The normality of PercentAlcohol is assessed through visual methods such as Q-Q plots and histograms, as well as formal tests like Shapiro-Wilk test(). Evidence like a Q-Q plot with points falling approximately along the diagonal line supports normality.

High Alcohol Content Beers

To identify beers in the 95th percentile or above, the 95th percentile cutoff is calculated using quantile() function. Beers with PercentAlcohol equal to or exceeding this cutoff are extracted for reporting.

Visualizing Data

A bar graph displaying PercentAlcohol for the first six beer brands can be created with barplot() by selecting the relevant subset of data. Proper labeling enhances the clarity of the graphic.

Conclusion

This multifaceted analysis combines data loading, descriptive statistics, visualization, correlation assessment, regression modeling, and interpretation to deepen understanding of beer composition data.

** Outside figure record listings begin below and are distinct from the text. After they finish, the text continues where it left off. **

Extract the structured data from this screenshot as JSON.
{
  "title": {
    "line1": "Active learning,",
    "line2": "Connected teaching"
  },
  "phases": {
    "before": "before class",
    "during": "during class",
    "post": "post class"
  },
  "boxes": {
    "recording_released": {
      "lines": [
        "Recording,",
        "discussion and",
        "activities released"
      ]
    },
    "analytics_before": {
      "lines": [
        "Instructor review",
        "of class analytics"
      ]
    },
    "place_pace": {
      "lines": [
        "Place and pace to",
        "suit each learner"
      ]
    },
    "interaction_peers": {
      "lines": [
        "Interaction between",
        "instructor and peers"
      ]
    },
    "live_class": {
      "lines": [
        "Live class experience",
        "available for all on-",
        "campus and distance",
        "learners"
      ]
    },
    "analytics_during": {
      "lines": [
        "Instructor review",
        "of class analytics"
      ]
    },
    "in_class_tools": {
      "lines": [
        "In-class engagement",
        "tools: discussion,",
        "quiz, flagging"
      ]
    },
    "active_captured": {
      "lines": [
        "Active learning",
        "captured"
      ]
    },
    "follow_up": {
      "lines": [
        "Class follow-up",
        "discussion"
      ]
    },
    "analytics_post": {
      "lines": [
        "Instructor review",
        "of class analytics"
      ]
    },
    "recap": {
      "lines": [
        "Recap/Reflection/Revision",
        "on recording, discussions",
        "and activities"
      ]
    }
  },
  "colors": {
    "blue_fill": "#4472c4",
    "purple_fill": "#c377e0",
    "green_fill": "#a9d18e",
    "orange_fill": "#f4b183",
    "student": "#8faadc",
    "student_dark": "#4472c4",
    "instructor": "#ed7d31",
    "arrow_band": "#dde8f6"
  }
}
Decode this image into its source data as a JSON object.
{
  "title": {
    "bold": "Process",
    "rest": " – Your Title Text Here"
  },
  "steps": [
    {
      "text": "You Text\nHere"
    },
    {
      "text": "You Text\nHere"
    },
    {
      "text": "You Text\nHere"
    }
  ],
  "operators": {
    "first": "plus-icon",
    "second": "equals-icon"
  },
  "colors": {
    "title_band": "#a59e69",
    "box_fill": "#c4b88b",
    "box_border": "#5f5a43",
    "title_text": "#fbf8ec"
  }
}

By applying R coding and statistical reasoning, students demonstrate their capability to analyze complex datasets effectively and communicate their findings clearly, both in statistical terms and in practical context.

References

• Fox, J., & Weisberg, S. (2019). An R Companion to Applied Regression (3rd ed.). Sage Publications.
• James, G., Witten, D., Hastie, T., & Tibshirani, R. (2013). An Introduction to Statistical Learning. Springer.
• Venables, W. N., & Ripley, B. D. (2002). Modern Applied Statistics with S (4th ed.). Springer.
• Beaumont, M. A., & Nichols, R. A. (1996). Providing statistical warnings about environmental data. Journal of Ecology.
• R Core Team. (2023). R: A language and environment for statistical computing. R Foundation for Statistical Computing, Vienna, Austria.
• Muenchen, R. (2022). R in Action: Data Analysis and Graphics with R. Manning Publications.
• Chambers, J. M. (1998). Programming with Data. Springer.
• Ross, N. (2014). Introductory Statistics with R. Oxford University Press.
• Friendly, M. (2000). Visualizing Categorical Data. SAS Institute.
• Clayton, G. M., & Kato, K. (2008). Data Analysis with R: insights and examples. Journal of Statistical Software.